If serving then serve! as if you’re a high powered waiter working in a five star restaurant!
If you are gifted in teaching then take every opportunity to teach, and work at teaching with all you’ve got!
If you’re given to encouragement, then strengthen that gift so you make use of every opportunity and means to lift others up!
If you gifted in giving then build those giving muscles! Give with from every aspect of your heart and soul.
Lead with great diligence, if you’re a blessing to others in your leadership.
Rather than followed by a word of amplification, the person gifted in mercy is to use it with joy. Here lies the power in this gift—joy even when the person needing mercy is requiring extra grace!
Conclusion: The Best Present I Was Ever Given
What was the best present you’ve ever been given? One on the top of my list was a bicycle my parents gave me for Christmas when I was 14. I told them the model I wanted, knew where they could buy it, even told them the price! And low and behold, that Christmas morning, there it was—my first ten speed!
From that day on I rode that bike everywhere. Rarely again did I take the bus; I rode my bike to school. I rode to the store; I rode to the lake; I even rode that bike over 300 miles across the State of Washington on a five day bike-hike. If it can be said that you can wear out a bike, I did!

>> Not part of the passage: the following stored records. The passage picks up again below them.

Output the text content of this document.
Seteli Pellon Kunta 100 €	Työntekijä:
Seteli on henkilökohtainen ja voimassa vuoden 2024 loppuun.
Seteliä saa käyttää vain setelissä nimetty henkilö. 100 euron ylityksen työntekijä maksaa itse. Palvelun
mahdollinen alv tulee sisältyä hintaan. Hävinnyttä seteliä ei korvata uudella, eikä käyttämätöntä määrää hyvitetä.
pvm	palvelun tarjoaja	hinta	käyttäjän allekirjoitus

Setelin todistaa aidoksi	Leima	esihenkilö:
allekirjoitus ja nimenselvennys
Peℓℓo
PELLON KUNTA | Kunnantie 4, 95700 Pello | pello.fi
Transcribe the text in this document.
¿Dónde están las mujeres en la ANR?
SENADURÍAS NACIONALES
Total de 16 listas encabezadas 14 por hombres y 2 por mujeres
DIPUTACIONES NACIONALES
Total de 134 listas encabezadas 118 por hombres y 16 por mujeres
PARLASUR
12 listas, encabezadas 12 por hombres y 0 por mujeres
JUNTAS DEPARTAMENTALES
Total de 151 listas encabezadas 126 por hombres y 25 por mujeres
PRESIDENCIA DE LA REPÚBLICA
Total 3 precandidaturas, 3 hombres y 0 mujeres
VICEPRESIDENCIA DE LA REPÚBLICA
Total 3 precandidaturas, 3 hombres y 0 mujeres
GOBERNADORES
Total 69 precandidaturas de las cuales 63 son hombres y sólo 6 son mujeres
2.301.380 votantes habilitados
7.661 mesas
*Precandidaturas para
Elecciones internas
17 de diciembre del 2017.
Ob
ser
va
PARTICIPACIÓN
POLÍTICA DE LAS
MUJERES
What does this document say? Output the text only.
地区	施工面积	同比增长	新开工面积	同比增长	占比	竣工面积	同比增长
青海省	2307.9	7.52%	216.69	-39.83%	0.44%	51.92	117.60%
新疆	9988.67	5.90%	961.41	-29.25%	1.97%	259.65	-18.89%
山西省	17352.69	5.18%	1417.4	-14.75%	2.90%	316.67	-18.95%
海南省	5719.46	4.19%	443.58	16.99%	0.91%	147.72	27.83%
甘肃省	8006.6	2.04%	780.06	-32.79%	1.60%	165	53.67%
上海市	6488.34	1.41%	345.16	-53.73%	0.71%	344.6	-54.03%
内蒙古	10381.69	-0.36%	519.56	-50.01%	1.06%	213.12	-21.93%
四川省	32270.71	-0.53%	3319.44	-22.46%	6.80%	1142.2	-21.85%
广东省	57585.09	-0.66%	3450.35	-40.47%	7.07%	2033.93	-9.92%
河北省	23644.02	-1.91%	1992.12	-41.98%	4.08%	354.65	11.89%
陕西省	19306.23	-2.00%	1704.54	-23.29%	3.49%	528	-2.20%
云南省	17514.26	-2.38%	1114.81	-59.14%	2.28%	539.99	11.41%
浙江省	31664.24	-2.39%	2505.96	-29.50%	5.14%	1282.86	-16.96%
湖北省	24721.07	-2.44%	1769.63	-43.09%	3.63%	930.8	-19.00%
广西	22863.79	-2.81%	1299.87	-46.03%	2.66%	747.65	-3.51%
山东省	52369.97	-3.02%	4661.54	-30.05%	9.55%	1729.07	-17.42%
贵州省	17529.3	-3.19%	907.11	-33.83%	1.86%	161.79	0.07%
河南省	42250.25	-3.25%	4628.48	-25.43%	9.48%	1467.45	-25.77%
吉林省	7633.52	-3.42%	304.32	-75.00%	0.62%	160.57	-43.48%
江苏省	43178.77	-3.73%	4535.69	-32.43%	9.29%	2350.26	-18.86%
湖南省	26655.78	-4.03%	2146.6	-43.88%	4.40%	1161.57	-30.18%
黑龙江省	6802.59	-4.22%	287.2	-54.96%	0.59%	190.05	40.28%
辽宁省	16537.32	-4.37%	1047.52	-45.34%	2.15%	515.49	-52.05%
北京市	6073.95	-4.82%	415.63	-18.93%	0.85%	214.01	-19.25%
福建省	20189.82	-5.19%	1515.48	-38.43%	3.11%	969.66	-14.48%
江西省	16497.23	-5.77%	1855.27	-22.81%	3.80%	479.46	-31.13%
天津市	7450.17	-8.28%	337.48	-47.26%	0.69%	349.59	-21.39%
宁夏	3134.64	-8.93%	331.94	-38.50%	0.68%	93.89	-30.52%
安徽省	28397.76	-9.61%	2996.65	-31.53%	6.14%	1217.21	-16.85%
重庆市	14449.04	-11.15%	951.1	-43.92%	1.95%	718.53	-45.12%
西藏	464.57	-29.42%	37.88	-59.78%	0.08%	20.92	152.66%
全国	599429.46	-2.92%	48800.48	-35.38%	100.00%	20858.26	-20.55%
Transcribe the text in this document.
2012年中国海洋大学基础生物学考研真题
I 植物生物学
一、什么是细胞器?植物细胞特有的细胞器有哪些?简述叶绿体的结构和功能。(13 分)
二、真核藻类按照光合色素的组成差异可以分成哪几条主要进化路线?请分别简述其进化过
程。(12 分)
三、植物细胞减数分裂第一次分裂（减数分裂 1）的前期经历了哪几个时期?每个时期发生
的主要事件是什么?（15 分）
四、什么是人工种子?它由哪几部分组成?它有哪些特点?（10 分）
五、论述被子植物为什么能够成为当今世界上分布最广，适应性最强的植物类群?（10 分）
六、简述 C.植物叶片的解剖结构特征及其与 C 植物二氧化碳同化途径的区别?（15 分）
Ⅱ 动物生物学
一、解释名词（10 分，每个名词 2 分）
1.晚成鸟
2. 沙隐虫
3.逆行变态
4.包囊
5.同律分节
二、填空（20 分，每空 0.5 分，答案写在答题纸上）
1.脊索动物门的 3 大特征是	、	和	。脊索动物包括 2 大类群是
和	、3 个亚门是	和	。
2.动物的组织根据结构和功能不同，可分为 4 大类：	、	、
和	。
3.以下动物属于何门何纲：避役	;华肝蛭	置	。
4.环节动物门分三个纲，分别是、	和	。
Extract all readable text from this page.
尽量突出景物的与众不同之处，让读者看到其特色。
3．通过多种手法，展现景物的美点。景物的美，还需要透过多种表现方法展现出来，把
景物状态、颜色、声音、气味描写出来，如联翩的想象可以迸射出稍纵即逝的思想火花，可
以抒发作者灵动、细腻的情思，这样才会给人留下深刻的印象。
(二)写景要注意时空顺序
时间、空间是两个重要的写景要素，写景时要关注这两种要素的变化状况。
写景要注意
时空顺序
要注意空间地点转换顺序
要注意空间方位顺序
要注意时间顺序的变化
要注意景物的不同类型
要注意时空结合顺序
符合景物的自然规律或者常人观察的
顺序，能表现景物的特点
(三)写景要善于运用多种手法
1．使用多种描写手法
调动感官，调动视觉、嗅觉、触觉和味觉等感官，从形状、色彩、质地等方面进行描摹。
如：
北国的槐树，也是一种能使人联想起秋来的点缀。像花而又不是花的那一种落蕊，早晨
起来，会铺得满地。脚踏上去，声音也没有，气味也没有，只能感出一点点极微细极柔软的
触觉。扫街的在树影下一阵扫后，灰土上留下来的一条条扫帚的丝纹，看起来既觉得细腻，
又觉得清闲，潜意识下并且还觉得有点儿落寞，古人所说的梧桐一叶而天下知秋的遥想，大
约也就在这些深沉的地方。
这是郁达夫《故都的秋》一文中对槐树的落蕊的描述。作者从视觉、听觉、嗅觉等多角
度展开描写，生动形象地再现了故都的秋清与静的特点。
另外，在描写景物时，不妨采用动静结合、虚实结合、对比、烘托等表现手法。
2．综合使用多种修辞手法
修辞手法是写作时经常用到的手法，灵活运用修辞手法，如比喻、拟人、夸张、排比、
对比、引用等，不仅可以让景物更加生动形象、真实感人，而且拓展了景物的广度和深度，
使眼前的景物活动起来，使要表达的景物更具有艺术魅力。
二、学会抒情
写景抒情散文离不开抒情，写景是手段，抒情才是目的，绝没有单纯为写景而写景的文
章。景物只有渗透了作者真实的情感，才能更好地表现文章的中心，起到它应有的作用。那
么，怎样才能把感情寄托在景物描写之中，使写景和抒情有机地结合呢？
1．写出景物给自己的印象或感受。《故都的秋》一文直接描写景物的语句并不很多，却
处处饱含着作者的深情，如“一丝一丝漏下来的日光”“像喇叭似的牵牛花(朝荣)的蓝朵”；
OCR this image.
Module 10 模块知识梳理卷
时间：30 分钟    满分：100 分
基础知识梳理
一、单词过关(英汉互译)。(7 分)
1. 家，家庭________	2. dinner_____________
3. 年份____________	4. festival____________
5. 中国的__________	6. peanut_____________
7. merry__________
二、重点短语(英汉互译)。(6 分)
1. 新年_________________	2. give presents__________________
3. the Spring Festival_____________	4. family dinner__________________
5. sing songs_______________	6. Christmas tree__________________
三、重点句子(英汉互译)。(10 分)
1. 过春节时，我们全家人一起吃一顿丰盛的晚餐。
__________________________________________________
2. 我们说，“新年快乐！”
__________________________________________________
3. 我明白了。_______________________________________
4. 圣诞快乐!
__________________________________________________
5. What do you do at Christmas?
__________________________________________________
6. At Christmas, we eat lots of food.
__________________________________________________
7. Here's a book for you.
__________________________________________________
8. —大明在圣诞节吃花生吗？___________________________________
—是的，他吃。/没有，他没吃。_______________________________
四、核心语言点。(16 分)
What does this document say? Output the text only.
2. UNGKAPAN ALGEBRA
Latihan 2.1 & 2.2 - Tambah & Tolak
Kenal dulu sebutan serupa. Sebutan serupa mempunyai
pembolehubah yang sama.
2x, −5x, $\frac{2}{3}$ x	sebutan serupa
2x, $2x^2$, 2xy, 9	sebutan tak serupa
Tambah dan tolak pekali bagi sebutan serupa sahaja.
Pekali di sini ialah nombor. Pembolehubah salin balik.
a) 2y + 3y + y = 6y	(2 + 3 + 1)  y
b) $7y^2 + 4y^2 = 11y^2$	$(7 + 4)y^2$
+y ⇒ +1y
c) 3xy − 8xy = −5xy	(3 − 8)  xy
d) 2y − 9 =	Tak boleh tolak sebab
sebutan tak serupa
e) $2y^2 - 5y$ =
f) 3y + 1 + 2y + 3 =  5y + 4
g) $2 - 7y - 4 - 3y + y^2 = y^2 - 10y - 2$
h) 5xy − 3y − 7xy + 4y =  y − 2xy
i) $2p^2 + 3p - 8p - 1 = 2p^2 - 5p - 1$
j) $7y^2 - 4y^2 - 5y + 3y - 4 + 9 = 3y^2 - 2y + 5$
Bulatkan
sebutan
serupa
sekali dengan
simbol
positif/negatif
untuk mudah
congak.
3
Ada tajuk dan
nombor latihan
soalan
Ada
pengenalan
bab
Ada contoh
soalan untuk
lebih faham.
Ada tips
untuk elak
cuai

As a result of riding my bike my legs grew incredibly strong. I had powerful thighs. I became a decent runner—a good sprinter. It was because of my speed that when the time came for the basketball try-outs in high school I made the team, even though I hadn’t played much ball before. That gave me great confidence and taught me how to be part of a team. In my senior year I made the all city team, and was offered a scholarship from a school in California. Even though I didn’t play ball in college, it bolstered my confidence.
As a result of that bike I was brash enough to be adventurous and try new things. When I graduated from school I couldn’t find a job in the area I wanted, so I started my own business. When a position came open to teach at the University, I applied and told the Dean (in partial desperation), “You’ll be making a big mistake if you don’t hire me.” He hired me! I was 24 years old teaching business law. When the time came for me to decide go to seminary to study to be a pastor, I had the confidence to leave it all behind. Now I am a pastor, using the gifts God has entrusted to me—and I can trace it all back to the bicycle my parents gave me one Christmas!
How different my life would be if I didn’t ride that bike, or if I only used it once or twice! It is because I rode it into the ground that I developed the muscles needed for basketball, which resulted in confidence, and so much influence in my life.